У него очень много своих известных симпатий, симпатий весьма благородных, достойных его честной личности, но все-таки не совсем удобных для исторического труда, требующего беспристрастия не менее, чем трудолюбия и знаний.
Без спокойного беспристрастия трудно работать на историческом поприще, не рискуя ввести читателей в заблуждение и ошибки, весьма обильные различными последствиями. Но живого раскола, его духа, его современного быта, его стремлений, нравов, и главное нравов, — мы вовсе не знаем. Мельниковский «Гриша» — это безобразие, безобразие в отношении художественном и урод по отношению к правде. Гриша никак не может назваться хорошим, то есть верным очерком раскольничьего мира, а другие мимолетные лица этого мира, очерчиваемые так мимоходом то тем, то другим из наших беллетристов, касаются только тех сторон жизни людей древлего благочестия, где они приходят в соприкосновение с миром никонианским, миром, все-таки как-то живущим. А собственно верного очерка внутренней жизни раскола я не знаю.

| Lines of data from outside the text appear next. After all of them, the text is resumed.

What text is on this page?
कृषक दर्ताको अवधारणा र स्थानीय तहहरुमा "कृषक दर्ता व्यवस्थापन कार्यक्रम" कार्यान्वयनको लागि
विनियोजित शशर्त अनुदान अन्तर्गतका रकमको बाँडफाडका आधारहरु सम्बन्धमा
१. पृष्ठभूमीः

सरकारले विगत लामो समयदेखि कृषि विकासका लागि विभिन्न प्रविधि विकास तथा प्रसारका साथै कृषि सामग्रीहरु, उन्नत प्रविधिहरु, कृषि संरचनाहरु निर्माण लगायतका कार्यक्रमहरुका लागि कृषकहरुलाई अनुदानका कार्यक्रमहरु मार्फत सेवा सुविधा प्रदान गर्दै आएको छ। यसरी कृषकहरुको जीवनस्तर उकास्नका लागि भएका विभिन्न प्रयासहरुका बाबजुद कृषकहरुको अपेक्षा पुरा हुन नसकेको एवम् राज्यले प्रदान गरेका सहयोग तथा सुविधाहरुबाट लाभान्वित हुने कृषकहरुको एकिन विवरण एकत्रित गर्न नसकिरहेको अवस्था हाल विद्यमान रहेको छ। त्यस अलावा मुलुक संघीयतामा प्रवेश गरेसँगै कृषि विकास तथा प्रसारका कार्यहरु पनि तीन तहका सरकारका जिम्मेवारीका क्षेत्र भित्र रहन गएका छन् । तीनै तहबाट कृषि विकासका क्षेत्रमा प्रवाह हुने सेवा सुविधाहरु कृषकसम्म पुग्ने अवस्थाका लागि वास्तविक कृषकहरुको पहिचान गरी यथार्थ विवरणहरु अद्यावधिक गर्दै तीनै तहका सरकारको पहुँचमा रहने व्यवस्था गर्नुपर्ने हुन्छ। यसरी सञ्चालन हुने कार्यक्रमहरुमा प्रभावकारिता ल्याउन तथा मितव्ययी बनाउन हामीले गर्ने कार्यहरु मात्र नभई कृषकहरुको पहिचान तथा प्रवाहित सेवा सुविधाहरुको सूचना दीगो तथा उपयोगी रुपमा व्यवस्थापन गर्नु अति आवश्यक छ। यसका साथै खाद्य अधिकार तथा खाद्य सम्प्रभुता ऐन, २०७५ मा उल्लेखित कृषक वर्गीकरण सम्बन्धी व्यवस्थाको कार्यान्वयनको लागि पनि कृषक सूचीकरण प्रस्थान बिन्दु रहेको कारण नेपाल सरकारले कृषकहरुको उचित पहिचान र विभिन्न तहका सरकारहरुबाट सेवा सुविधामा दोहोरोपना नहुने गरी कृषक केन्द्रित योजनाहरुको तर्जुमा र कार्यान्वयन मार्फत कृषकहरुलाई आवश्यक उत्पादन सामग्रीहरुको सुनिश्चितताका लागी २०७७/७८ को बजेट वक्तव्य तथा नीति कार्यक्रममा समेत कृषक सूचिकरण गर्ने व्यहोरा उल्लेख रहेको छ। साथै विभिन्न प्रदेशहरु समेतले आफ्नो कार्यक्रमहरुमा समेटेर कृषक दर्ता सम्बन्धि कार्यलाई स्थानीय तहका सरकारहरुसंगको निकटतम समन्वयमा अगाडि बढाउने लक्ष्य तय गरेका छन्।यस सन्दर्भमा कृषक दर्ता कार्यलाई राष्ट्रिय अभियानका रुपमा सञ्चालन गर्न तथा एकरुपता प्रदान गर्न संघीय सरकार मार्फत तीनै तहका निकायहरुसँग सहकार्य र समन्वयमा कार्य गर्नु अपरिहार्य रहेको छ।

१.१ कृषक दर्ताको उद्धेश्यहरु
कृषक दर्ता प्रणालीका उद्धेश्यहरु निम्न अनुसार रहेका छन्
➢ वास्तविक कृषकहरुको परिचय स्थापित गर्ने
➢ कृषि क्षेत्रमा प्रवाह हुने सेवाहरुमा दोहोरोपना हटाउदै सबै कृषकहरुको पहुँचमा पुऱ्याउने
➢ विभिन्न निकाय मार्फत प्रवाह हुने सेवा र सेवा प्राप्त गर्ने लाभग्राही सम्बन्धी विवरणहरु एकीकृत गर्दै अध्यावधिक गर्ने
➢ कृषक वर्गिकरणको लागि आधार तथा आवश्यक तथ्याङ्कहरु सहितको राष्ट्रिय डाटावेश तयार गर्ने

Остроумные люди, имеющие приятную привычку доказывать, что мнения, не отвечающие их симпатиям, прежде всего неверны, потому что выведены из частных случаев, которых хотя и нельзя отрицать, но от которых все-таки нельзя делать посылок к общему, могут мне весьма едко заметить, что болтовня бабы навела меня на целый ряд весьма обобщенных выводов. Это действительно так и будет. Я давно не вспоминал об этом случае. Тогда сгоряча я поверял рассказ бабы расспросами во многих местах: выходило, что баба не врет. Но и из двух-трех подтверждений я не делал общего вывода о распространенности жестокого обычая, тем более, что жестокость эта далеко не везде одинакова. Но когда я встретил упреки в этой жестокости в пяти полемических рукописных сочинениях, неудобных даже для цитирования, то я вполне стал сочувствовать горячему слову Павла, ставящему наших фарисеев древлего благочестия ниже египетского язычника Фараона. Честно, да честно это слово «Сборника» о браках.